Dal Vangelo secondo Marco 6,17-29: In quel tempo, Erode aveva mandato ad arrestare Giovanni e lo aveva messo in prigione a causa di Erodìade, moglie di suo fratello Filippo, perché l’aveva sposata. Giovanni infatti diceva a Erode: «Non ti è lecito tenere con te la moglie di tuo fratello». Per questo Erodìade lo odiava e voleva farlo uccidere, ma non poteva, perché Erode temeva Giovanni, sapendolo uomo giusto e santo, e vigilava su di lui; nell’ascoltarlo restava molto perplesso, tuttavia lo ascoltava volentieri. Venne però il giorno propizio, quando Erode, per il suo compleanno, fece un banchetto per i più alti funzionari della sua corte, gli ufficiali dell’esercito e i notabili della Galilea. Entrata la figlia della stessa Erodìade, danzò e piacque a Erode e ai commensali. Allora il re disse alla fanciulla: «Chiedimi quello che vuoi e io te lo darò». E le giurò più volte: «Qualsiasi cosa mi chiederai, te la darò, fosse anche la metà del mio regno». Ella uscì e disse alla madre: «Che cosa devo chiedere?». Quella rispose: «La testa di Giovanni il Battista». E subito, entrata di corsa dal re, fece la richiesta, dicendo: «Voglio che tu mi dia adesso, su un vassoio, la testa di Giovanni il Battista». Il re, fattosi molto triste, a motivo del giuramento e dei commensali non volle opporle un rifiuto. E subito il re mandò una guardia e ordinò che gli fosse portata la testa di Giovanni. La guardia andò, lo decapitò in prigione e ne portò la testa su un vassoio, la diede alla fanciulla e la fanciulla la diede a sua madre. I discepoli di Giovanni, saputo il fatto, vennero, ne presero il cadavere e lo posero in un sepolcro.

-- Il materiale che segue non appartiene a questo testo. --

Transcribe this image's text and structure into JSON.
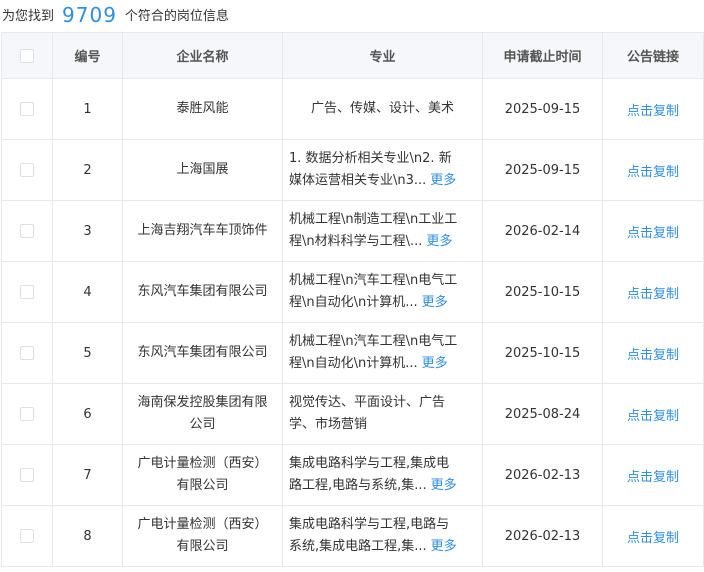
{
  "summary": {
    "prefix": "为您找到",
    "count": "9709",
    "suffix": "个符合的岗位信息"
  },
  "headers": {
    "no": "编号",
    "company": "企业名称",
    "major": "专业",
    "deadline": "申请截止时间",
    "link": "公告链接"
  },
  "rows": [
    {
      "no": "1",
      "company": [
        "泰胜风能"
      ],
      "major": [
        "广告、传媒、设计、美术"
      ],
      "more": "",
      "deadline": "2025-09-15",
      "link": "点击复制"
    },
    {
      "no": "2",
      "company": [
        "上海国展"
      ],
      "major": [
        "1. 数据分析相关专业\\n2. 新",
        "媒体运营相关专业\\n3..."
      ],
      "more": "更多",
      "deadline": "2025-09-15",
      "link": "点击复制"
    },
    {
      "no": "3",
      "company": [
        "上海吉翔汽车车顶饰件"
      ],
      "major": [
        "机械工程\\n制造工程\\n工业工",
        "程\\n材料科学与工程\\..."
      ],
      "more": "更多",
      "deadline": "2026-02-14",
      "link": "点击复制"
    },
    {
      "no": "4",
      "company": [
        "东风汽车集团有限公司"
      ],
      "major": [
        "机械工程\\n汽车工程\\n电气工",
        "程\\n自动化\\n计算机..."
      ],
      "more": "更多",
      "deadline": "2025-10-15",
      "link": "点击复制"
    },
    {
      "no": "5",
      "company": [
        "东风汽车集团有限公司"
      ],
      "major": [
        "机械工程\\n汽车工程\\n电气工",
        "程\\n自动化\\n计算机..."
      ],
      "more": "更多",
      "deadline": "2025-10-15",
      "link": "点击复制"
    },
    {
      "no": "6",
      "company": [
        "海南保发控股集团有限",
        "公司"
      ],
      "major": [
        "视觉传达、平面设计、广告",
        "学、市场营销"
      ],
      "more": "",
      "deadline": "2025-08-24",
      "link": "点击复制"
    },
    {
      "no": "7",
      "company": [
        "广电计量检测（西安）",
        "有限公司"
      ],
      "major": [
        "集成电路科学与工程,集成电",
        "路工程,电路与系统,集..."
      ],
      "more": "更多",
      "deadline": "2026-02-13",
      "link": "点击复制"
    },
    {
      "no": "8",
      "company": [
        "广电计量检测（西安）",
        "有限公司"
      ],
      "major": [
        "集成电路科学与工程,电路与",
        "系统,集成电路工程,集..."
      ],
      "more": "更多",
      "deadline": "2026-02-13",
      "link": "点击复制"
    }
  ]
}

Erode infatti aveva arrestato Giovanni... un drammatico evento confermato anche dallo storico Flavio Giuseppe. Intrighi politici, dissolutezza, adulterio... sono passioni che ingombrano la mente e l’anima di Erode Antipa rendendolo dissoluto nella vita privata, carnefice senza scrupoli, despota nel governo. Erode Antipa, Erodiade sono la vittime di questi torbidi sentimenti: Erode Antipa è schiavo della sua peccaminosa debolezza, “Erodiade rimane chiusa in se stessa, nel suo mondo, non riesce a sollevare lo sguardo per leggere i segni di Dio e non esce dal male” (Benedetto XVI, 16 Maggio 2012), e proprio sull’altare di questi osceni vizi viene immolato Giovanni il Battista, il figlio santo di Zaccaria e di Elisabetta muore per la sua fedeltà rigorosa alla Legge e la spada lo costituisce testimone della Verità.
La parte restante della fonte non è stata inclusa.